Foaming index  Not less than 170, when determined by the following method.

     Sample preparation  Transfer about 1 g of Chebulic Myrobalan, in coarse powder,  accurately weighed, into a 500-mL conical flask containing 100 mL of boiling water.  Maintain at moderate boiling for 30 minutes.  Cool, filter and dilute the filtrate with water to 100.0 mL.

     Procedure  Transfer Sample preparation into 10 stoppered test-tubes (16 mm x 16 cm) in a series of successive portions of 1, 2, 3, up to 10 mL and dilute each tube, if necessary, with water to 10 mL.  Stopper and shake in a lengthwise motion for 15 seconds, 2 frequencies per second.  Allow to stand for 15 minutes and measure the height of the foam.
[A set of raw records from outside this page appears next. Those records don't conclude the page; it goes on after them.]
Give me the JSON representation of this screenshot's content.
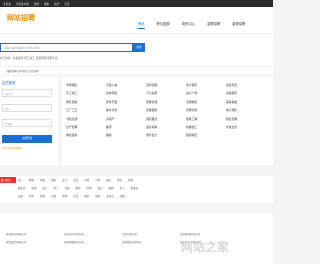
{
  "topbar": [
    "手机版",
    "手机客户端",
    "招聘",
    "求职",
    "简历",
    "首页"
  ],
  "logo": "网站招聘",
  "nav": [
    "首页",
    "职位搜索",
    "简历中心",
    "急聘招聘",
    "重磅招聘"
  ],
  "search": {
    "placeholder": "请输入职位或者企业名称关键字",
    "button": "搜索"
  },
  "hot": "热门搜索：外贸跟单  普工/技工  质量管理  销售代表",
  "ticker": "最新招聘  发布职位  企业招聘 ...",
  "login": {
    "title": "会员登录",
    "user": "用户名",
    "pass": "密码",
    "code": "验证码",
    "button": "立即登录",
    "register": "立即注册  找回密码"
  },
  "categories": [
    "市场销售",
    "行政人事",
    "法律法规",
    "客户服务",
    "运营专员",
    "普工技工",
    "文体传媒",
    "人力资源",
    "设计广告",
    "家政服务",
    "财务出纳",
    "软件开发",
    "质量管理",
    "仓储物流",
    "美容美发",
    "工厂工艺",
    "教育培训",
    "金融保险",
    "管理咨询",
    "电子通信",
    "司机交通",
    "房地产",
    "酒店餐饮",
    "建筑工程",
    "物业管理",
    "生产管理",
    "翻译",
    "贸易采购",
    "机械技工",
    "外贸业务",
    "电商运营",
    "编辑",
    "财务会计",
    "其他职位"
  ],
  "tags": {
    "head": "热门职位",
    "row1": [
      "普工",
      "客服",
      "司机",
      "销售",
      "会计",
      "文员",
      "行政",
      "人事",
      "保安",
      "保洁",
      "厨师"
    ],
    "row2": [
      "服务员",
      "收银",
      "电工",
      "焊工",
      "仓管",
      "跟单",
      "导购",
      "设计",
      "编辑",
      "美工",
      "快递员"
    ],
    "row3": [
      "店长",
      "前台",
      "助理",
      "主管",
      "经理",
      "专员",
      "质检",
      "采购",
      "业务员",
      "代理"
    ]
  },
  "list": [
    [
      "某某科技有限公司",
      "某某电子有限公司",
      "某某贸易公司",
      "某某物流有限公司"
    ],
    [
      "某某制造有限公司",
      "某某网络科技公司",
      "某某教育培训中心",
      "某某服饰有限公司"
    ]
  ],
  "watermark": "网站之家"
}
     If the height of the foam in every tube is less than 1 cm, the foaming index is less than 100.

     If in any tube a height of foam of 1 cm is measured, the dilution in this tube (a) is the index sought. If this tube is the first or second tube in a series, it is necessary to have an intermediate dilution prepared in a similar manner to obtain a more precise result.
     If the height of the foam is more than 1 cm in every tube, the foaming index is over 1000.  In this case the determination needs to be made on a new series of dilutions of the Sample preparation in order to obtain a result

    Calculation

Foaming index = 1000/a,

           where a is the volume in ml of the Sample preparation used for preparing the dilution in the tube where foaming is observed.